Queer Women in Urban China develops a critical ethnographic analysis through the conceptual lens of "different normativities," tracing the paradoxes and intricacies of the desire for normal life alongside aspirations for recognition, equality, and freedom, and argues that dominant paradigms fixed on categories, identities, and the absolute value of public visibility are ill-equipped to fully understand these complexities. This book complements existing perspectives on sexual and gender diversity, contemporary China, and the politics and theories of justice, recognition, and similitude in global times.
"[…] an extremely valuable contribution to the study of queer life and politics in China."— Dr. Howard Chiang, University of Warwick
"Engaging, revealing, well-rounded and accessible, Engebretsen’s valuable multidisciplinary study is essential reading for anyone with an interest in the development and negotiation of non-normative sexual identity within contemporary Chinese society."— Gareth Shaw, University of Nottingham
"Elisabeth Lund Engebretsen’s Queer Women in Urban China is an engaging and thoroughly researched, ethnographic study of the lives of lesbian or lala women in Beijing. Engebretsen’s investigation of Chinese sexual nonnormativity provides a much-needed counterbalance to Euro-American-centric theories of queer culture. This is a valuable book for anyone interested in non-normative sexualities and contemporary Chinese society." – Leta Hong Fincher, author of Leftover Women: The Resurgence of Gender Inequality in China (Zed, 2014)

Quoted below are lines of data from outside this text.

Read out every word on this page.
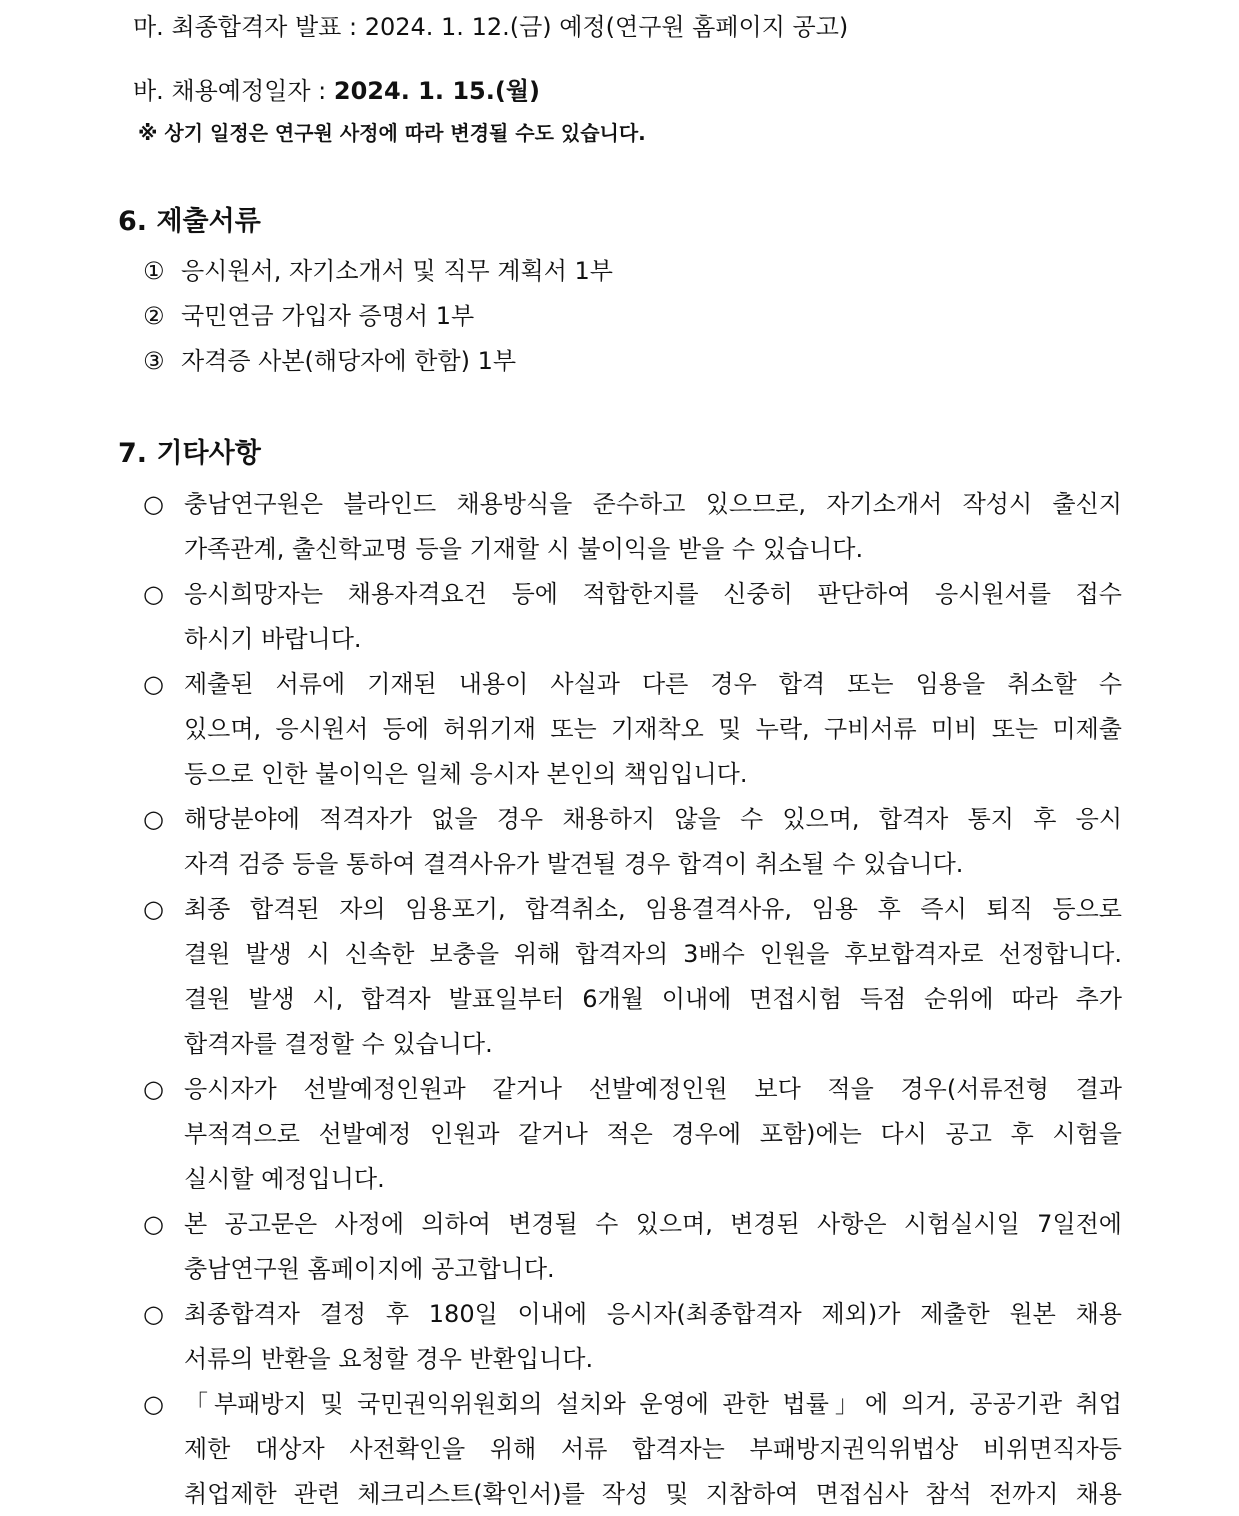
마. 최종합격자 발표 : 2024. 1. 12.(금) 예정(연구원 홈페이지 공고)
바. 채용예정일자 : 2024. 1. 15.(월)
※ 상기 일정은 연구원 사정에 따라 변경될 수도 있습니다.
6. 제출서류
① 응시원서, 자기소개서 및 직무 계획서 1부
② 국민연금 가입자 증명서 1부
③ 자격증 사본(해당자에 한함) 1부
7. 기타사항
○ 충남연구원은 블라인드 채용방식을 준수하고 있으므로, 자기소개서 작성시 출신지
가족관계, 출신학교명 등을 기재할 시 불이익을 받을 수 있습니다.
○ 응시희망자는 채용자격요건 등에 적합한지를 신중히 판단하여 응시원서를 접수
하시기 바랍니다.
○ 제출된 서류에 기재된 내용이 사실과 다른 경우 합격 또는 임용을 취소할 수
있으며, 응시원서 등에 허위기재 또는 기재착오 및 누락, 구비서류 미비 또는 미제출
등으로 인한 불이익은 일체 응시자 본인의 책임입니다.
○ 해당분야에 적격자가 없을 경우 채용하지 않을 수 있으며, 합격자 통지 후 응시
자격 검증 등을 통하여 결격사유가 발견될 경우 합격이 취소될 수 있습니다.
○ 최종 합격된 자의 임용포기, 합격취소, 임용결격사유, 임용 후 즉시 퇴직 등으로
결원 발생 시 신속한 보충을 위해 합격자의 3배수 인원을 후보합격자로 선정합니다.
결원 발생 시, 합격자 발표일부터 6개월 이내에 면접시험 득점 순위에 따라 추가
합격자를 결정할 수 있습니다.
○ 응시자가 선발예정인원과 같거나 선발예정인원 보다 적을 경우(서류전형 결과
부적격으로 선발예정 인원과 같거나 적은 경우에 포함)에는 다시 공고 후 시험을
실시할 예정입니다.
○ 본 공고문은 사정에 의하여 변경될 수 있으며, 변경된 사항은 시험실시일 7일전에
충남연구원 홈페이지에 공고합니다.
○ 최종합격자 결정 후 180일 이내에 응시자(최종합격자 제외)가 제출한 원본 채용
서류의 반환을 요청할 경우 반환입니다.
○ 「부패방지 및 국민권익위원회의 설치와 운영에 관한 법률」에 의거, 공공기관 취업
제한 대상자 사전확인을 위해 서류 합격자는 부패방지권익위법상 비위면직자등
취업제한 관련 체크리스트(확인서)를 작성 및 지참하여 면접심사 참석 전까지 채용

"Engebretsen’s ethnography constitutes an important contribution to the study of kinship, family and gender in urban China. Far from being appealing only to scholars in queer studies, it will be of great help to all those who are looking for a theoretically informed and ethnographically rich study of the family in urban China. Its enjoyable style and vivid descriptions will also appeal to scholars interested in urban anthropology and global cities; finally, this book can be recommended to all social scientists interested in modes of affect and intimacy in the globalised world."— Roberta Zavoretti, Women and Gender in Chinese Studies Review
"Its adroitly-put arguments, special attention to the generational differences and subtleties of urban lala self-making and subject-positioning, and powerful critiques of both academic and social dilemmas concerning the genders and sexualities of Chinese women combine to make it appealing to read and of great value to students and scholars, as well as those within the general public who are interested in Asian queer cultures."— Jing (Jamie) Zhao, Intersections: Gender and Sexuality in Asia and the Pacific
"The book is a significant contribution to the field of queer Asian studies and queer China studies. It is a timely ethnographic study of the emerging queer women community and activism in China after the new millennium. One of the most important contributions of the book is the insightful discussion of the complex issues that are faced by lala women in China and how queer subjects in different cultural, political and social contexts cope or even work with normative ideologies to create new forms of self and desirable life."— Lucetta Y. L. Kam, The China Quarterly
1. Queer Women in Urban China: An Introduction 2. "A Special Self": New Sexual Subjectivities 3. Is Face More Important than Happiness?: Negotiating Family and Kinship 4. "Come and Join Our Wedding!": The Symbolic Politics of Lala Marriages 5. Convenient Resistance?: Lala-Gay Contract Marriages 6. "Our Lala Space": Community Development and Social Activism 7. Conclusion: "Queers, Keep up the Good Work!"